23

In 1977, Guy Steele published a paper entitled Debunking the “expensive procedure call” myth or, procedure call implementations considered harmful or, LAMBDA: The Ultimate GOTO. The paper was the fourth in a now-famous series known as the Lambda the Ultimate papers, which discussed the design and implementation of the Scheme programming language. In the paper, Steele describes the poor performance of procedure calls on what was then a state-of-the-art optimizing compiler:

Auslander and Strong [Aus76] report that one simple procedure call, compiled by the OS/360 PL/I optimizing compiler, pushes 336 bytes onto the stack! Yourdon [You75,98] reports that on a 360/50 a PL/I procedure call costs 198 microseconds. It is no wonder that programmers feel that procedure calls are slow — they are!

Following the citations does not provide much insight into why so much space was used.
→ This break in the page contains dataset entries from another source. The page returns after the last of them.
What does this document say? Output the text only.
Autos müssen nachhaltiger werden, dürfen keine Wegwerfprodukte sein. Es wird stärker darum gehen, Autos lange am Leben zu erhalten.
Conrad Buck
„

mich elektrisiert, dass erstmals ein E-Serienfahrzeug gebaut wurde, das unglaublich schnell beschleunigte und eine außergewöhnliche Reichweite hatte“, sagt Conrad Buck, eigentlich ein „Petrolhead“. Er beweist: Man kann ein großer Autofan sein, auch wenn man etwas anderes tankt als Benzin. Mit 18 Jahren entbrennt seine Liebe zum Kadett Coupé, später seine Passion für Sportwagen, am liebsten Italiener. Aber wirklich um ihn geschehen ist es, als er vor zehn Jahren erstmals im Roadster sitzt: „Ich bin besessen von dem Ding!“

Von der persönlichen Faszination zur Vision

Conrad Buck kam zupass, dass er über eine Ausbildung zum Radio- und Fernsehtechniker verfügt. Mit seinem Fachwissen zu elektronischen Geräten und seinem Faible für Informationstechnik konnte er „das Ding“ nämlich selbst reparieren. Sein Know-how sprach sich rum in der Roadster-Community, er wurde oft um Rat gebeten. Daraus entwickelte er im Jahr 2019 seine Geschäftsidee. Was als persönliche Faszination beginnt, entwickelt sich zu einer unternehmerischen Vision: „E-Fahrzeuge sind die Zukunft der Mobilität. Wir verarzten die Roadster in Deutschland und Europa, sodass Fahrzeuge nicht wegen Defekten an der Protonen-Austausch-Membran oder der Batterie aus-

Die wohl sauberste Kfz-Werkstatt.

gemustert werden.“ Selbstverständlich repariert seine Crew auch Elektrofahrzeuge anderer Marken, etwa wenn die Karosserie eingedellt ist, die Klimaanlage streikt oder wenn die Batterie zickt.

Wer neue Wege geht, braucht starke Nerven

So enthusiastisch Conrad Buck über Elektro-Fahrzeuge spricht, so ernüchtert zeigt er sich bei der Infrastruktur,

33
Aus76 points to Systematic recursion removal, which merely mentions the size of the stack frames in passing. You75 appears to be a textbook, which I could not find online, but it is unlikely to go into such details, either.

This leaves one wondering why precisely this system’s procedure calls were so expensive in stack space. Steele provides a few broad possible explanations, and broadly speaking, I understand the most likely factors at play: word sizes were large (for the time), I suspect the calling convention was not particularly efficient, and I imagine register allocation was unsophisticated and resulted in lots of unnecessary spilling. Still, even considering those factors, 336 bytes is quite a lot for a supposedly “simple” call. What were all those bytes actually used for? And how many more bytes did OS/360 PL/I use for this procedure call relative to an equivalent in contemporary MacLISP?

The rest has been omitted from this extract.